Good design serves people, while people are forced to serve a bad design. I think many of us can name examples of poorly designed objects or systems that make us work harder than is necessary (cable company phone abyss anyone?). However, we embrace, indeed, we go out of our way to produce poor designs. By poor design, I refer to any configuration that puts the trackplan ahead of people. Questionable examples abound of trackplans that ignore the needs or comfort of the people who are supposed to use the thing.

I ask this question in all seriousness, what are we doing?

What are we doing when we design layouts that force us to climb, crawl, bend, stand on our tippy toes, or reach uncomfortably just so a model train can take an extra ten seconds to go from here to there? What are we doing and why do people think it’s fun?

Mike

4 Comments

  1. Simon

    I discovered very quickly why duck-unders are a bad idea. I think it was maybe the third time (in two days) that I picked myself up from the floor… …and that was the end of the planned simple, circular layout idea five and a half years ago!

    Simon

  2. mike

    I once visited a layout where I had to crawl on hands and knees to clear the lowest track of several across the opening to a section in a separate room. I guess if that’s what the owner was willing to put up with, it’s his call but it was ridiculous none the less.

    Mike

  3. Marz

    I found the the source of most of my design problems were self induced. By that I mean, my poor lack of design led me to miserable failures of complete railroad projects or simply the lack of understanding of what I wanted.

    How does one go about making those decision without prior knowledge. We acquire this knowledge by doing. By definition, “learning” is a change or modification of behavior through experience. Thus, this lack of knowledge prevents any modeller from getting it right the first time, no matter how well read you might be..

    By way of illustration, I have built multiple deck layouts in the past, they failed completely. Why? they contained far more hidden track than I would have liked and unfortunately I ended up listening to the sound of trains running in hidden trackage than I could actually see. How could I have not seen this oversight before construction? Because I was focused on the actually operational advantages that the multi deck offered or promised. However I was incapable of perceiving the actual limitations. Once I had the bench work in place, track laid, before scenery, the stark realization of this short coming could not be ignored. The layout never even got to a resonance level of completion.
    Answer; Scrap the whole layout and redesign.
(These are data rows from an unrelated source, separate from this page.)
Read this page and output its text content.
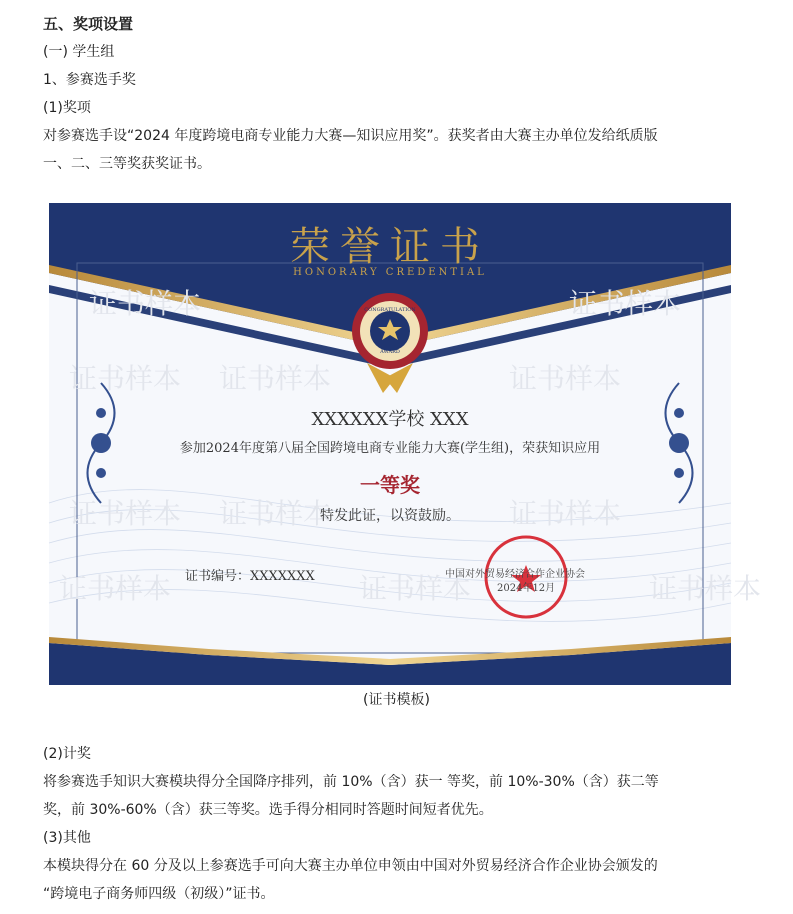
五、奖项设置
(一) 学生组
1、参赛选手奖
(1)奖项
对参赛选手设“2024 年度跨境电商专业能力大赛—知识应用奖”。获奖者由大赛主办单位发给纸质版
一、二、三等奖获奖证书。
证书样本	证书样本
证书样本 证书样本	证书样本
证书样本 证书样本	证书样本
证书样本	证书样本	证书样本
荣誉证书
HONORARY CREDENTIAL
CONGRATULATION
AWARD
XXXXXX学校 XXX
参加2024年度第八届全国跨境电商专业能力大赛(学生组)，荣获知识应用
一等奖
特发此证，以资鼓励。
证书编号：XXXXXXX	中国对外贸易经济合作企业协会
2024年12月
(证书模板)
(2)计奖
将参赛选手知识大赛模块得分全国降序排列，前 10%（含）获一 等奖，前 10%-30%（含）获二等
奖，前 30%-60%（含）获三等奖。选手得分相同时答题时间短者优先。
(3)其他
本模块得分在 60 分及以上参赛选手可向大赛主办单位申领由中国对外贸易经济合作企业协会颁发的
“跨境电子商务师四级（初级）”证书。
    Other layout ideas suffered the same fate. Too many switching “puzzles” to garner more operation… Baloney, this became far to overwhelming to become satisfying. Staging yards, too large and complex, boring operational achievements and unsatisfying switching duties. Boredom sets in, in such a short time, projects never get completed.

    Poor design I would guess is inexperience. The quest to maximize layout size over aesthetics and good design and people centric design leads us down that wrong path. But it is the very lack of design knowledge that prevents us from being more effective in its process.

    One final example, a young man the other day was talking to me about his layout design. As he waxed lyrically about his goals and plans, I was shaking my head (to myself) about all the errors he was about to make (I know because I have made them before). What I realized was he lacked the experience to be able to recognize that whilst his planning of the ultimate layout would be his nemesis, quicker than he could even imagine. I gently tried to point out that some of the elements would yield unfavorable results and compromise his enjoyment. He looked them over but was unable to comprehend the facts. He had eyes only for the trains. I guess he will make the same mistakes we all have, but I am sure that we will discuss his folly at a later date when he matures in his “craft”

    So where am I now, well like you have mentioned so many times before Mike, a closer more focused attempt at something more manageable and “craft worthy” One turnout layout ideas that offer far more operational potential than do large yards, it may seem counter intuative, but as the saying goes “less is more”

  4. mike

    Hi Marz,

    Lord knows I’ve made my share of poor choices from inexperience. We’re so focused on a certain outcome, that we ignore other possibilities to our determent. With the exception of multi-deck, I’ve designed many of the same things you mentioned. Like you I had to learn the hard way, often over several expensive lessons in terms of time and materials used and, I was just a blind to the obvious. I think failure is a friend if we can see it as such.